WebKit nightly r51580:
   FAILED: SyntaxError: Parse error

Opera 10.10:
   SUCCESS

Chrome 4.0.249.22:
   FAILED: SyntaxError: Unexpected token (

FireFox 3.5.5:
   FAILED: SyntaxError: syntax error

Given the initial report that it "works in Firefox 2.0.0.x", and the fact that it no longer works in FireFox 3.5.5, I'd just close this as a WORKSFORME at this point.
Comment 11 Kent Hansen 2010-02-04 07:37:00 PST
This is bugging QtScript after switching to JSC, since our old parser used to support it: http://bugreports.qt.nokia.com/browse/QTBUG-5757

It still works with SpiderMonkey from Mozilla trunk (the one I have compiled is from Jan 4 2010).
Should be possible to fix by rewriting a couple of the grammar rules.
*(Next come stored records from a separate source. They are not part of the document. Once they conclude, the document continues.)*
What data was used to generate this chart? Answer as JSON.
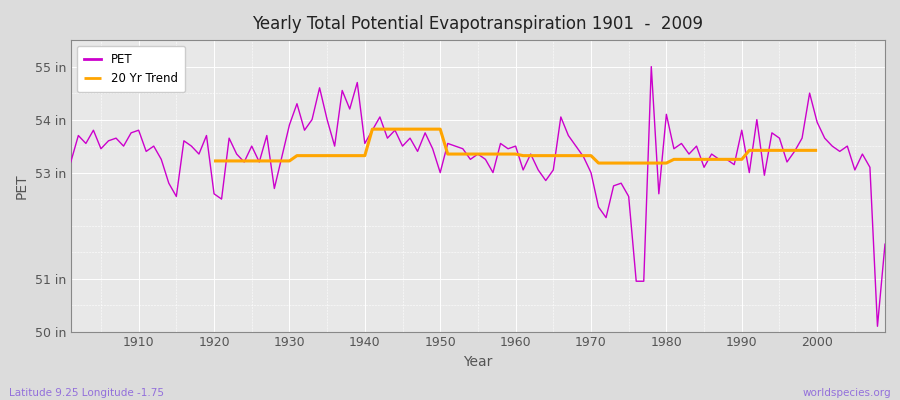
{
  "title": "Yearly Total Potential Evapotranspiration 1901  -  2009",
  "xlabel": "Year",
  "ylabel": "PET",
  "subtitle_left": "Latitude 9.25 Longitude -1.75",
  "subtitle_right": "worldspecies.org",
  "ylim": [
    50,
    55.5
  ],
  "pet_color": "#CC00CC",
  "trend_color": "#FFA500",
  "years": [
    1901,
    1902,
    1903,
    1904,
    1905,
    1906,
    1907,
    1908,
    1909,
    1910,
    1911,
    1912,
    1913,
    1914,
    1915,
    1916,
    1917,
    1918,
    1919,
    1920,
    1921,
    1922,
    1923,
    1924,
    1925,
    1926,
    1927,
    1928,
    1929,
    1930,
    1931,
    1932,
    1933,
    1934,
    1935,
    1936,
    1937,
    1938,
    1939,
    1940,
    1941,
    1942,
    1943,
    1944,
    1945,
    1946,
    1947,
    1948,
    1949,
    1950,
    1951,
    1952,
    1953,
    1954,
    1955,
    1956,
    1957,
    1958,
    1959,
    1960,
    1961,
    1962,
    1963,
    1964,
    1965,
    1966,
    1967,
    1968,
    1969,
    1970,
    1971,
    1972,
    1973,
    1974,
    1975,
    1976,
    1977,
    1978,
    1979,
    1980,
    1981,
    1982,
    1983,
    1984,
    1985,
    1986,
    1987,
    1988,
    1989,
    1990,
    1991,
    1992,
    1993,
    1994,
    1995,
    1996,
    1997,
    1998,
    1999,
    2000,
    2001,
    2002,
    2003,
    2004,
    2005,
    2006,
    2007,
    2008,
    2009
  ],
  "pet": [
    53.2,
    53.7,
    53.55,
    53.8,
    53.45,
    53.6,
    53.65,
    53.5,
    53.75,
    53.8,
    53.4,
    53.5,
    53.25,
    52.8,
    52.55,
    53.6,
    53.5,
    53.35,
    53.7,
    52.6,
    52.5,
    53.65,
    53.35,
    53.2,
    53.5,
    53.2,
    53.7,
    52.7,
    53.3,
    53.9,
    54.3,
    53.8,
    54.0,
    54.6,
    54.0,
    53.5,
    54.55,
    54.2,
    54.7,
    53.55,
    53.8,
    54.05,
    53.65,
    53.8,
    53.5,
    53.65,
    53.4,
    53.75,
    53.45,
    53.0,
    53.55,
    53.5,
    53.45,
    53.25,
    53.35,
    53.25,
    53.0,
    53.55,
    53.45,
    53.5,
    53.05,
    53.35,
    53.05,
    52.85,
    53.05,
    54.05,
    53.7,
    53.5,
    53.3,
    53.0,
    52.35,
    52.15,
    52.75,
    52.8,
    52.55,
    50.95,
    50.95,
    55.0,
    52.6,
    54.1,
    53.45,
    53.55,
    53.35,
    53.5,
    53.1,
    53.35,
    53.25,
    53.25,
    53.15,
    53.8,
    53.0,
    54.0,
    52.95,
    53.75,
    53.65,
    53.2,
    53.4,
    53.65,
    54.5,
    53.95,
    53.65,
    53.5,
    53.4,
    53.5,
    53.05,
    53.35,
    53.1,
    50.1,
    51.65
  ],
  "trend": [
    null,
    null,
    null,
    null,
    null,
    null,
    null,
    null,
    null,
    null,
    null,
    null,
    null,
    null,
    null,
    null,
    null,
    null,
    null,
    53.22,
    53.22,
    53.22,
    53.22,
    53.22,
    53.22,
    53.22,
    53.22,
    53.22,
    53.22,
    53.22,
    53.32,
    53.32,
    53.32,
    53.32,
    53.32,
    53.32,
    53.32,
    53.32,
    53.32,
    53.32,
    53.82,
    53.82,
    53.82,
    53.82,
    53.82,
    53.82,
    53.82,
    53.82,
    53.82,
    53.82,
    53.35,
    53.35,
    53.35,
    53.35,
    53.35,
    53.35,
    53.35,
    53.35,
    53.35,
    53.35,
    53.32,
    53.32,
    53.32,
    53.32,
    53.32,
    53.32,
    53.32,
    53.32,
    53.32,
    53.32,
    53.18,
    53.18,
    53.18,
    53.18,
    53.18,
    53.18,
    53.18,
    53.18,
    53.18,
    53.18,
    53.25,
    53.25,
    53.25,
    53.25,
    53.25,
    53.25,
    53.25,
    53.25,
    53.25,
    53.25,
    53.42,
    53.42,
    53.42,
    53.42,
    53.42,
    53.42,
    53.42,
    53.42,
    53.42,
    53.42,
    null,
    null,
    null,
    null,
    null,
    null,
    null,
    null,
    null
  ]
}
Haven't tried it on this new parser though: https://bugs.webkit.org/show_bug.cgi?id=34019
Comment 12 Kent Hansen 2010-05-25 08:32:21 PDT
Relevant discussion from ES mailing list:
https://mail.mozilla.org/pipermail/es5-discuss/2009-June/002822.html

As per Geoffrey's reply, JavaScriptCore did actually support this syntax at one point in time, but then went the same way as FireFox (compliance argument).
I'm guessing the chances of that being reverted now are slim.
Comment 13 Gavin Barraclough 2012-03-07 17:46:16 PST
Our behaviour matches FireFox, Chrome, and the spec.  If we change this, it will be to more closely match harmony defined behaviour in modules, this is not something we want to support.